Wednesday, June 16, 2010

Obama/BP showdown today

Paltalk News Network

President Obama meets with BP officials Wednesday for what a former boss of mine would describe as a "come to Jesus meeting." But while a hard-line approach by the president may play well with the public, is it really the right thing to do?

Opinion polls indicate that the president has clearly suffered as the result of his handling the Gulf of Mexico oil spill. Detractors have gone so far as to suggest that he was not only slow off the mark to respond - but - at least initially - fumbled the ball.

It's possible that his several-day trip to the region - and last night's prime time address to the nation about the spill - serves to change that perception. So too might his harsh commentary toward BP. So harsh that he was forced to remind the British government that BP stands for British Petroleum - not the British People.
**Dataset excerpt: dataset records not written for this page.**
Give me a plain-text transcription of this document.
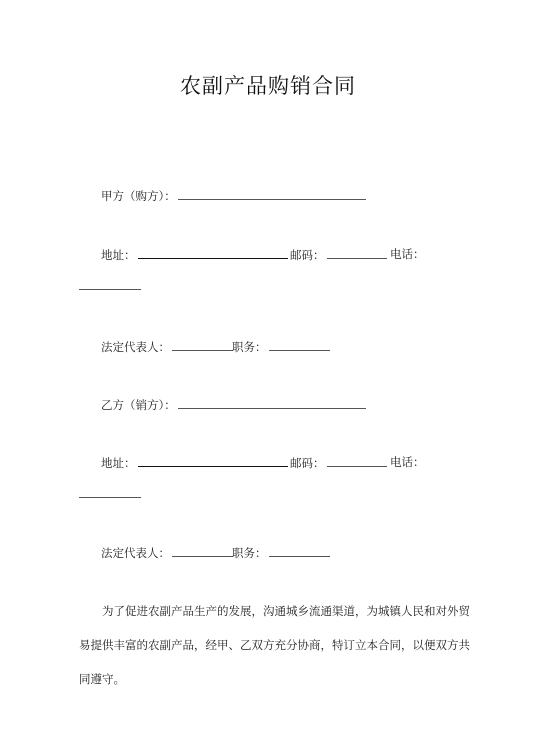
农副产品购销合同
甲方（购方）：
地址：	邮码：	电话：
法定代表人：	职务：
乙方（销方）：
地址：	邮码：	电话：
法定代表人：	职务：
为了促进农副产品生产的发展，沟通城乡流通渠道，为城镇人民和对外贸易提供丰富的农副产品，经甲、乙双方充分协商，特订立本合同，以便双方共同遵守。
But let's face facts here.

The president needs BP's cooperation. As he himself has so correctly pointed out - the U.S. government lacks the expertise and the experience to deal with this disaster.

Further alienating BP can only prove counterproductive.

Yes, of course, BP needs to be taken to task. And the repair and cleanup effort needs to be watch-dogged better than was the drilling operation that went so bad. But the time for recrimination and threats can wait.

Of course there will be lawsuits and lawful demands for compensation. Everyone, most of all BP, knows this. But now, the focus should be on cooperation - and stopping the leak. Then cleaning up the mess. And only then attempts at retribution.

Like it or not, BP and the government have to be partners during this phase of the crisis. They can become full fledged combatants later.

When he ran for office, President Obama pledged better diplomacy with the nations of the world than was evidenced during George W. Bush's administration. It's time, Mr. President, to put some of that diplomacy to work.